I've been thinking about using the discussion of navigation in Melanesia from Hutchins's Cognition in the Wild as part of a "retelling" of the story of phatic communication -- however I'm not entirely sure how that will work, and as I don't have the book in my hand at the moment, I decided to warm up with a critical look at Hutchins's theory.  The main source I'm looking at is:
  • Button, Graham. "Against 'distributed cognition'." Theory, Culture & Society 25.2 (2008).
Button describes distributed cognition as an attempt to extend "cognitivist" ways of thinking out into the world.

This cognitivist way of thinking is derived from computational metaphors and terms like memory, plans, and intentions all figure in this way of thinking with technical meanings layered on top of their everyday meaning.  Button is skeptical of cognitivist thinking per se, and views an attempt to extend it out into the wider world as a compounding mistake.

One of the key themes in "cognition" is the idea that there is such a thing as an inner world that represents things in the outer world.  (The quote from Winnicott in a recent post adds a third neither-inner-nor-outer world.)  Button doubts the usefulness of a "representational" conception of thinking, and argues in favor of shared social meanings.

To form his argument, he makes use of Wittgenstein's analogy of the "beetle in a box":
Because I cannot see into your box or you into mine I just cannot know what is in your box or you what is in mine. They may or may not be the same thing but we have no way of telling. The only thing we could say of the beetle is that it is what we are calling ‘the thing in the box’, but whether or not that thing is the same we will never know, and even then, there may not be anything inside the box. As with the beetle in the box, my inner sensations of pain are just not available to you, so become irrelevant in our descriptions of pain.
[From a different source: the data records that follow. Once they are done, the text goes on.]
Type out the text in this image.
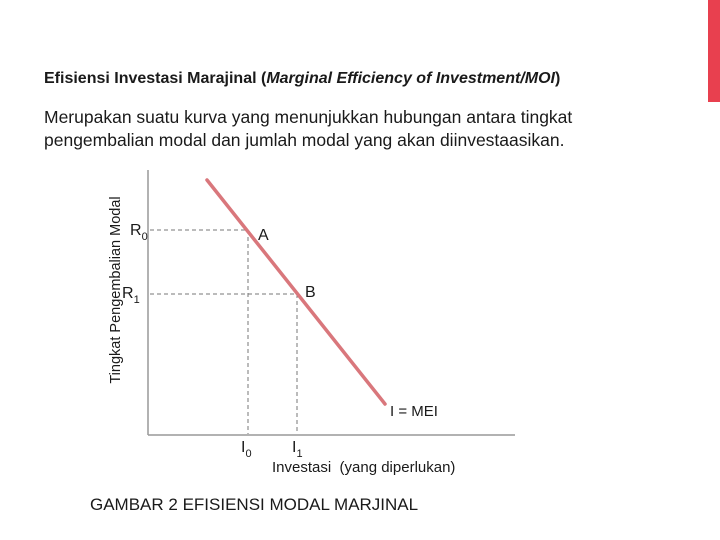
Efisiensi Investasi Marajinal (Marginal Efficiency of Investment/MOI)
Merupakan suatu kurva yang menunjukkan hubungan antara tingkat
pengembalian modal dan jumlah modal yang akan diinvestaasikan.
Tingkat Pengembalian Modal $R_0$
$R_1$
A
B
I = MEI
$I_0$	$I_1$
Investasi  (yang diperlukan)
GAMBAR 2 EFISIENSI MODAL MARJINAL
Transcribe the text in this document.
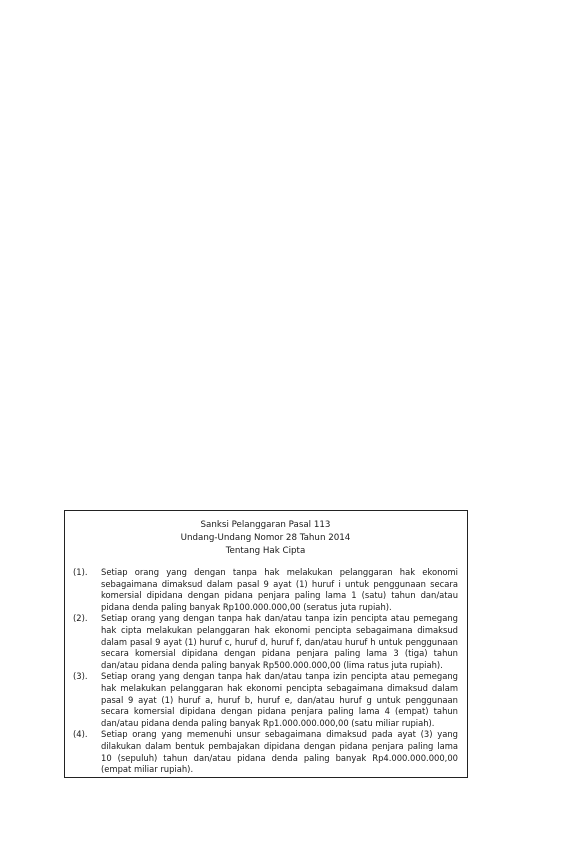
Sanksi Pelanggaran Pasal 113
Undang-Undang Nomor 28 Tahun 2014
Tentang Hak Cipta
(1).	Setiap orang yang dengan tanpa hak melakukan pelanggaran hak ekonomi sebagaimana dimaksud dalam pasal 9 ayat (1) huruf i untuk penggunaan secara komersial dipidana dengan pidana penjara paling lama 1 (satu) tahun dan/atau pidana denda paling banyak Rp100.000.000,00 (seratus juta rupiah).
(2).	Setiap orang yang dengan tanpa hak dan/atau tanpa izin pencipta atau pemegang hak cipta melakukan pelanggaran hak ekonomi pencipta sebagaimana dimaksud dalam pasal 9 ayat (1) huruf c, huruf d, huruf f, dan/atau huruf h untuk penggunaan secara komersial dipidana dengan pidana penjara paling lama 3 (tiga) tahun dan/atau pidana denda paling banyak Rp500.000.000,00 (lima ratus juta rupiah).
(3).	Setiap orang yang dengan tanpa hak dan/atau tanpa izin pencipta atau pemegang hak melakukan pelanggaran hak ekonomi pencipta sebagaimana dimaksud dalam pasal 9 ayat (1) huruf a, huruf b, huruf e, dan/atau huruf g untuk penggunaan secara komersial dipidana dengan pidana penjara paling lama 4 (empat) tahun dan/atau pidana denda paling banyak Rp1.000.000.000,00 (satu miliar rupiah).
(4).	Setiap orang yang memenuhi unsur sebagaimana dimaksud pada ayat (3) yang dilakukan dalam bentuk pembajakan dipidana dengan pidana penjara paling lama 10 (sepuluh) tahun dan/atau pidana denda paling banyak Rp4.000.000.000,00 (empat miliar rupiah).
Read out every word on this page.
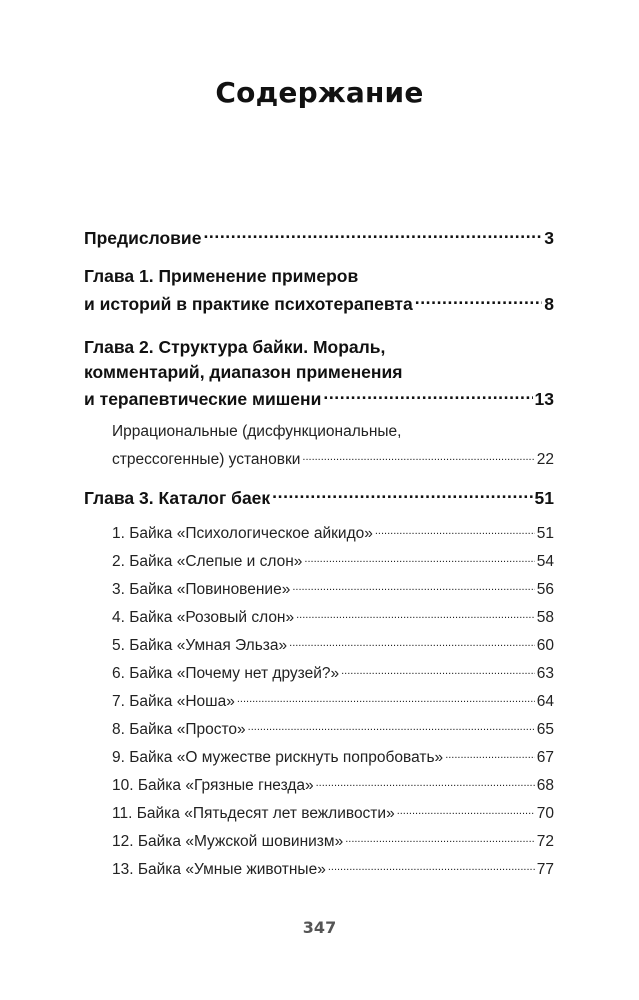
Содержание
Предисловие .....	3
Глава 1. Применение примеров
и историй в практике психотерапевта .....	8
Глава 2. Структура байки. Мораль,
комментарий, диапазон применения
и терапевтические мишени .....	13
Иррациональные (дисфункциональные,
стрессогенные) установки .....	22
Глава 3. Каталог баек .....	51
1. Байка «Психологическое айкидо» .....	51
2. Байка «Слепые и слон» .....	54
3. Байка «Повиновение» .....	56
4. Байка «Розовый слон» .....	58
5. Байка «Умная Эльза» .....	60
6. Байка «Почему нет друзей?» .....	63
7. Байка «Ноша» .....	64
8. Байка «Просто» .....	65
9. Байка «О мужестве рискнуть попробовать» .....	67
10. Байка «Грязные гнезда» .....	68
11. Байка «Пятьдесят лет вежливости» .....	70
12. Байка «Мужской шовинизм» .....	72
13. Байка «Умные животные» .....	77
347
In this respect, we can know that someone is in pain without recourse to their sensations; we know that someone is in pain because of the circumstances in which they are in, or because they are acting as if they are in pain. - Graham Button, Against ‘Distributed Cognition’, p. 97
Whereas communication about any private world breaks down, communication in terms of shared patterns and norms works just fine.  This opens a view on communication that can only be contextual, and this seems like a way of looking at things that is "begging the question" of phatics.  But I think we need to be a bit careful.

Specifically, I don't think the idea of phatics is making the same assumptions as distributed cognition, but it is talking about a rather similar domain.  Whereas distributed cognition would refer to shared memory that in inherent in an artifact like a chart -- for example -- phatics would refer to the means by which communication (and/or other "relations whose obtaining entail the existence of their relata", to paraphrase Harold Langsam) become possible.  As I put it in my thesis, phatics and what we're now calling "phatic techinques" does not simply rely on the concept of context but looks at how "a context" is created.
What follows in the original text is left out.